Stretch the time frame back to 1990, the approximate beginning of Japan’s stubborn economic funk, and the ailing Asian economic giant has had 13 prime ministers come and go before Mr. Kan. Even Japanese political scientists feel hard pressed to name them all.

“We are competing with Italy to create forgettable leaders,” said Mayumi Itoh, the author of the book “The Hatoyama Dynasty: Japanese Political Leadership Through the Generations,” referring to the string of colorless leaders who preceded the current prime minister, Silvio Berlusconi.

Mr. Kan’s ability to fare better than his predecessors will largely depend on how well he grasps the reasons that drove them from office, Ms. Itoh and other experts say. And while experts cite a host of factors, from outmoded political parties to the emergence of an ingrown leadership class, most agree that the underlying problem seems to be a growing gap in expectations between the public and its political leaders.

What voters want, say political experts, is a leader who both understands their concerns and offers the vision and courage to point a way out. Too often, they have suffered instead with prime ministers who worry only about internal party politics, consensus-building and mollifying the nation’s many interest groups, experts say.

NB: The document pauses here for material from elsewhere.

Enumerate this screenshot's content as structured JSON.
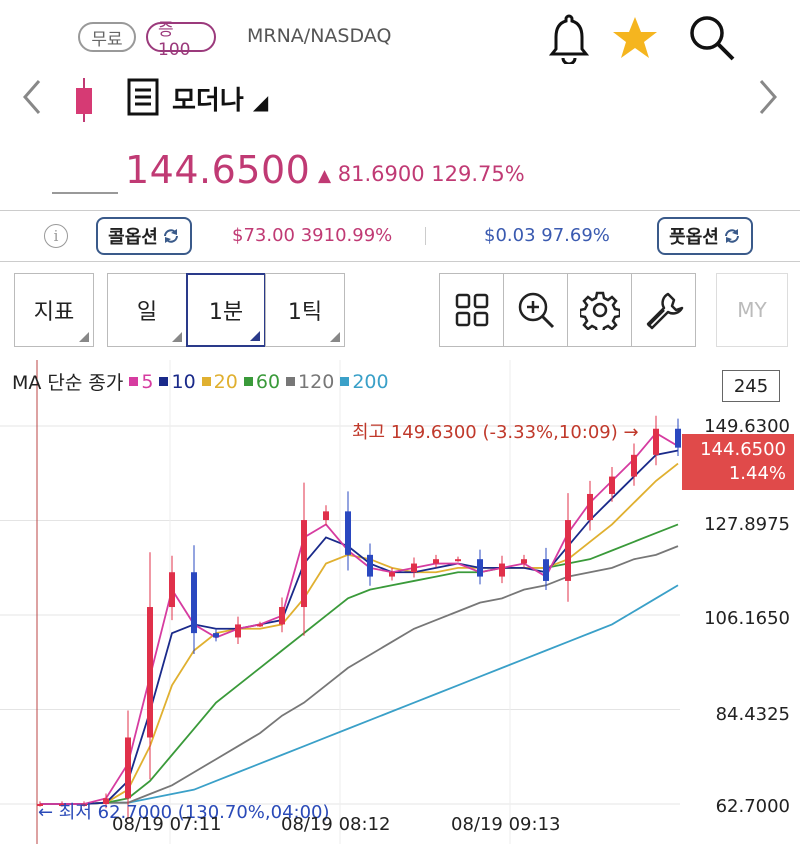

Most of Japan’s recent prime ministers have been second-, third- and even fourth-generation politicians who proved too far removed from average voters and were quick to quit when their approval ratings fell.

“Japan has gone through 20 years of economic stagnation, and there is a lot of pain out there, so voters are much more impatient for dramatic reform than politicians realize,” said Jeff Kingston, a professor of Japanese politics at Temple University’s campus in Tokyo.

Voters have responded to their tone-deaf leaders by rejecting each, often in striking style. Approval ratings for Mr. Hatoyama, who took office in September after the Democrats ended a half-century of virtual one-party rule, plummeted to the high teens from more than 70 percent, dragged down by his seemingly terminal indecisiveness.

Political experts say that Japanese voters might be more forgiving if Japan were somehow incapable of producing strong leaders, either for cultural reasons or because of the limited executive powers of the prime minister’s office, as some have argued. But in fact, the nation has produced numerous visionaries, going back to the samurai who put Meiji-period Japan on its march to industrialization in the late 19th century.

The most recent such leader was Mr. Koizumi. When members of his own party tried to block his plan to privatize the nation’s enormous postal savings system, he took his cause directly to the voters by calling a snap election, an act of political brinkmanship that few other Japanese prime ministers would dare. Mr. Koizumi and his supporters won that 2005 election by a landslide.

While Mr. Koizumi’s market-oriented agenda has fallen out of popularity, he has left a more enduring legacy: changing what voters expect of their leaders.

Japan can no longer go back to the colorless insiders who ruled by brokering backroom deals between party factions, experts say. After Mr. Koizumi, political leaders must be more television-friendly personalities capable of reaching out directly to the public, and particularly to undecided swing voters.

Mr. Koizumi also whetted Japan’s appetite for more decisive leaders unafraid to make tough choices. Experts say his successors failed because they lapsed into Japan’s consensus-driven politics, appeasing interest groups while seeming to ignore the nation’s enormous problems.

“After Koizumi, voters don’t want consensus-makers anymore,” said Jun Iio, a professor of government at the National Graduate Institute for Policy Studies in Tokyo. “Koizumi set a high bar for leadership that his successors have failed miserably to meet.”

The question now, Mr. Iio and others say, is whether Mr. Kan fully grasps this shift to a more populist style of politics.

Mr. Kan will face his first political test in the July 11 parliamentary elections. In the longer run, experts say, he will succeed only if he can show voters that he is working in their interests, something Mr. Hatoyama failed to do.

“Mr. Hatoyama is a classic example of a prime minister who needed to set a course for Japan, but couldn’t,” said Kyoto University’s Mr. Machidori. “Mr. Kan must show he has learned the Koizumi lesson.”